式(8)可以利用随机梯度下降法(stochastic gradient descent,SGD)通过反向传播对参数$\theta $进行更新。

2) 更新参数$\mathit{\boldsymbol{U}} $,固定其他参数的值不变,则式(7)可以改写为

$ \min \limits_{\boldsymbol{U}} \boldsymbol{J}=\left\|\boldsymbol{F}-\boldsymbol{B} \boldsymbol{U}^{\mathrm{T}}\right\|_{\mathrm{F}}^{2} $ (9)

通过式(9)计算关于$\mathit{\boldsymbol{U}} $的导数,当其导数等于0时,可得$\mathit{\boldsymbol{U}} $的最优解为

$ \boldsymbol{U}=\boldsymbol{F}^{\mathrm{T}} \boldsymbol{B}\left(\boldsymbol{B}^{\mathrm{T}} \boldsymbol{B}\right)^{-1} $ (10)
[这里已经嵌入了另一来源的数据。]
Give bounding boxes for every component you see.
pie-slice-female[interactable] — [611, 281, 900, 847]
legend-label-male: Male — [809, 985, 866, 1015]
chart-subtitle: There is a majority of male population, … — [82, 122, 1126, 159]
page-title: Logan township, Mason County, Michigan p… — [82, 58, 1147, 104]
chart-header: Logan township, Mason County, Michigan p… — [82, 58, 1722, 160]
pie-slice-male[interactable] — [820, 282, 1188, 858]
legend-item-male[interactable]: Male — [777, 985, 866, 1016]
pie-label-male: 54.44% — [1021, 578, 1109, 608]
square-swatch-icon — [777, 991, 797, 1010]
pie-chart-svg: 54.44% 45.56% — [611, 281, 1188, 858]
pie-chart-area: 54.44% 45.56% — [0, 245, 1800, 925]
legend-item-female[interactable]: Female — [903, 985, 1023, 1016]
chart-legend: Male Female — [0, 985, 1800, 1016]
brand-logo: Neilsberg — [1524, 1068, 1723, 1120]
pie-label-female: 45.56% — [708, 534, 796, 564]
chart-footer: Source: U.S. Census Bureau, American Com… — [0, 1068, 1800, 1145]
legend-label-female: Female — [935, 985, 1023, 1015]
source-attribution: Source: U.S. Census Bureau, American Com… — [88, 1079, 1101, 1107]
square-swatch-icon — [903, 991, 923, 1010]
3) 更新参数$\mathit{\boldsymbol{W}} $,固定其他参数的值不变,则式(7)可以改写为

$ \min \limits_{\boldsymbol{W}} \boldsymbol{J}=\left\|\boldsymbol{L}-\boldsymbol{B} \boldsymbol{W}^{\mathrm{T}}\right\|_{\mathrm{F}}^{2} $ (11)

通过式(11)计算关于$\mathit{\boldsymbol{W}} $的导数,并令其等于0,可得$\mathit{\boldsymbol{W}} $的最优解为

$ \boldsymbol{W}=\boldsymbol{L}^{\mathrm{T}} \boldsymbol{B}\left(\boldsymbol{B}^{\mathrm{T}} \boldsymbol{B}\right)^{-1} $ (12)

4) 更新参数$\mathit{\boldsymbol{B}} $,固定$\theta $$\mathit{\boldsymbol{U}} $$\mathit{\boldsymbol{W}} $的值,则式(7)可以改写为

$ \begin{gathered} \min \limits_{\boldsymbol{B}} J=\left\|\boldsymbol{F}-\boldsymbol{B} \boldsymbol{U}^{\mathrm{T}}\right\|_{\mathrm{F}}^{2}+\left\|\boldsymbol{L}-\boldsymbol{B} \boldsymbol{W}^{\mathrm{T}}\right\|_{\mathrm{F}}^{2}+ \\ \left\|\boldsymbol{H} \boldsymbol{B}^{\mathrm{T}}-k \boldsymbol{S}^{\prime}\right\|_{\mathrm{F}}^{2}+\alpha\|\boldsymbol{B}-\boldsymbol{H}\|_{\mathrm{F}}^{2} \\ \text { s. t. } \quad \boldsymbol{B} \in\{-1,+1\}^{n \times k} \end{gathered} $ (13)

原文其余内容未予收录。